CLARK, J.
The Sheriff's Office of Palm Beach County appeals the final order of the Public Employees Relations Commission which determined that the Sheriff's Office violated section 447.501(1), Florida Statutes by refusing to process a former deputy's grievance to arbitration. The PERC ruled that the "Last Chance Contract" entered into by the Sheriff's Office and the former deputy prior to the termination action did not constitute a waiver of all the former deputy's avenues to contest the termination and in this case, did not waive his right to grieve his termination under the grievance and arbitration clause of the collective bargaining agreement. The Commission ordered the Sheriff's Office to cease certain actions and to process the former employee's grievance to arbitration.
Finding no grounds to reverse under sections 120.68(7) or 447.504(2), Florida Statutes, the Commission's order is AFFIRMED.
BENTON, C.J., concurs; MAKAR, J., concurs with opinion.
MAKAR, J., concurring.
Last chance agreements (LCAs), sometimes known as return to work agreements, are written contracts between employers and wayward employees designed to provide the latter with one more chance at workplace redemption or suffer the consequences, typically termination. See generally Peter A. Bamberger & Linda H. Donahue, Employee Discharge and Reinstatement: Moral Hazards and the Mixed Consequences of Last Chance Agreements,
In this case, the Palm Beach Sheriff's Office entered the LCA with Sergeant Brett Raban, a member of the Palm Beach County Police Benevolent Association, which represents his interests in this appeal. By entering the LCA, the Sheriff's Office bargained away its right to terminate Raban for his initial violations of rules and regulations but received in return the ability to terminate Raban for any future violations without Raban contesting them; at least that was the Sheriff's Office's intent.

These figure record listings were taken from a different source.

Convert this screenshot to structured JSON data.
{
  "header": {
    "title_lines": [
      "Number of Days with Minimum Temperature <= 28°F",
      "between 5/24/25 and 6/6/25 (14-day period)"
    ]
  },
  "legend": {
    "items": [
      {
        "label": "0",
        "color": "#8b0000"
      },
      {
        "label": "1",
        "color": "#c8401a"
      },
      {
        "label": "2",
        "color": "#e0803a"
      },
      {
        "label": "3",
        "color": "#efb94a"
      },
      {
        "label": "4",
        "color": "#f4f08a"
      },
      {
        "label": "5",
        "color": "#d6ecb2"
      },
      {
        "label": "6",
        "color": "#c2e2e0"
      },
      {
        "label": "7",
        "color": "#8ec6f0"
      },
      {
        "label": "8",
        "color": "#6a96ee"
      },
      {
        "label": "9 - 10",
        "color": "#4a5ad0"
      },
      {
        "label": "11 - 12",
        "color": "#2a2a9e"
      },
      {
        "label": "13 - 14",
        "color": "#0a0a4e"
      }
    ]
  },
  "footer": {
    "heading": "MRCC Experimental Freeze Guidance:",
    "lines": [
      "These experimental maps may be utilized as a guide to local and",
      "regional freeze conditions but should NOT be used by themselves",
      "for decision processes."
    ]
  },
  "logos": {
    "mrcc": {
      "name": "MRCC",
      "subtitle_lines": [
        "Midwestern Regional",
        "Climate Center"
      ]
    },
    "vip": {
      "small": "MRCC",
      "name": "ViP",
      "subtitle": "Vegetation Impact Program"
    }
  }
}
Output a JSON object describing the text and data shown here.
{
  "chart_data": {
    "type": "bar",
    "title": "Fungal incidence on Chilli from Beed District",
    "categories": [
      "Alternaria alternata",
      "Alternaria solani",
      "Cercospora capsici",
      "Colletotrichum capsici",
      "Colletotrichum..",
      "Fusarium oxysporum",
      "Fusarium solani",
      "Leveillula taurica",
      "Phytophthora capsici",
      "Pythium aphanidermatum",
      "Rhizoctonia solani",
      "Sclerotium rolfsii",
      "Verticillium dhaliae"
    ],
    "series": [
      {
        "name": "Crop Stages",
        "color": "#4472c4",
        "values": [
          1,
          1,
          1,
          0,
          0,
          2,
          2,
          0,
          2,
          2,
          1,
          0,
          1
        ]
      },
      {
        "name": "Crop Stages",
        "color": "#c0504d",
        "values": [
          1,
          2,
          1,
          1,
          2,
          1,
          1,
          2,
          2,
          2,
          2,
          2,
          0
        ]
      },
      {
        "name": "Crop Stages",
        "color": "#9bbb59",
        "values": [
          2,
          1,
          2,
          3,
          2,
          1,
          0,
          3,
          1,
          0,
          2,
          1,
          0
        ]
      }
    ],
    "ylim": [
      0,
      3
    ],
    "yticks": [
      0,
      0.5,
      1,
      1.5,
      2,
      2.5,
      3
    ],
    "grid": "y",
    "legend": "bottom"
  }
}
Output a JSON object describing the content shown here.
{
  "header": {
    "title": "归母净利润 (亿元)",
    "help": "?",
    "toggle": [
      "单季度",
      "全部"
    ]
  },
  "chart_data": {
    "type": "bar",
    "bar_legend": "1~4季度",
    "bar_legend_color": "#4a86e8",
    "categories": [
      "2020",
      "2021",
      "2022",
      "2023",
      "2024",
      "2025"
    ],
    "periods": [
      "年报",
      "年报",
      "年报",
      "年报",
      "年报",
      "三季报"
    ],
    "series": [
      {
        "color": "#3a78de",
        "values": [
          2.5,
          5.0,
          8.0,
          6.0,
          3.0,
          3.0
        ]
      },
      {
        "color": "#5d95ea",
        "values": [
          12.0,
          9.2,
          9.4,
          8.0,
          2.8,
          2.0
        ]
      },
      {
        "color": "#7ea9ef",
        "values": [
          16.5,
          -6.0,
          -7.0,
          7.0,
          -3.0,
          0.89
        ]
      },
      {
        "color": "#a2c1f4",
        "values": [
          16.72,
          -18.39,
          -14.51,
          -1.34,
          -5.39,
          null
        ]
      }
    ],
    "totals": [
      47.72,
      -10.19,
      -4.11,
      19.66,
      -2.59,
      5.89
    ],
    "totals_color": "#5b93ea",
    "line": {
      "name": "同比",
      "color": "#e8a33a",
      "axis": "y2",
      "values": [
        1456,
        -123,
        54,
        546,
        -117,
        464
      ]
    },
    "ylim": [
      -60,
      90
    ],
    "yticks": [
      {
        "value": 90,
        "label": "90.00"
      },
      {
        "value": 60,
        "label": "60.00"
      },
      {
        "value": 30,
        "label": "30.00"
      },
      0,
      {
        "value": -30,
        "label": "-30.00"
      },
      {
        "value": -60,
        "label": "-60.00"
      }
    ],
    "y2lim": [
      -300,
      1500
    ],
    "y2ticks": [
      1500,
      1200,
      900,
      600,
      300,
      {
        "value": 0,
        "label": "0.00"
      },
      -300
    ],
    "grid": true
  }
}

The problem in this case is that the language of the LCA did not conclusively eliminate all of Raban's remedial options. A small window of ambiguity exists through which Raban plausibly asserts that he bargained away all his remedial rights, except the right to have an arbitrator decide whether the LCA should be applied to allow his termination due to his subsequent violation. This situation is much like that in United Steel Workers of America v. Century Aluminum of Kentucky, 157 Fed.Appx. 869, 874 (6th Cir. 2005), where the court held that the last chance agreement at issue failed to clearly and unambiguously waive the issue of guilt; instead, it only waived the manner in which discipline could be imposed. The court noted that the employer could have drafted the agreement to exclude the issue of "factual guilt" from arbitration, but did not. Id. Likewise here, nothing prevented the Sheriff's Office from clearly and unambiguously excluding all avenues of relief or review including the arbitrability of factual guilt for the new violation alleged against Raban. Notably, both the hearing officer and the Public Employees Relations Commission ("PERC") found that the LCA at issue was enforceable generally; and, per its terms, Raban could not appeal to a hearing review board. But, as PERC's final order noted, the LCA did not exclude all remedial possibilities, stating "[h]ad the Sheriff included language similar to that found in numbered paragraph one in the concluding paragraphs of the Agreement which excluded the option of `challenge in any forum,' our analysis would be different." Because the LCA did not, I concur that affirmance is proper.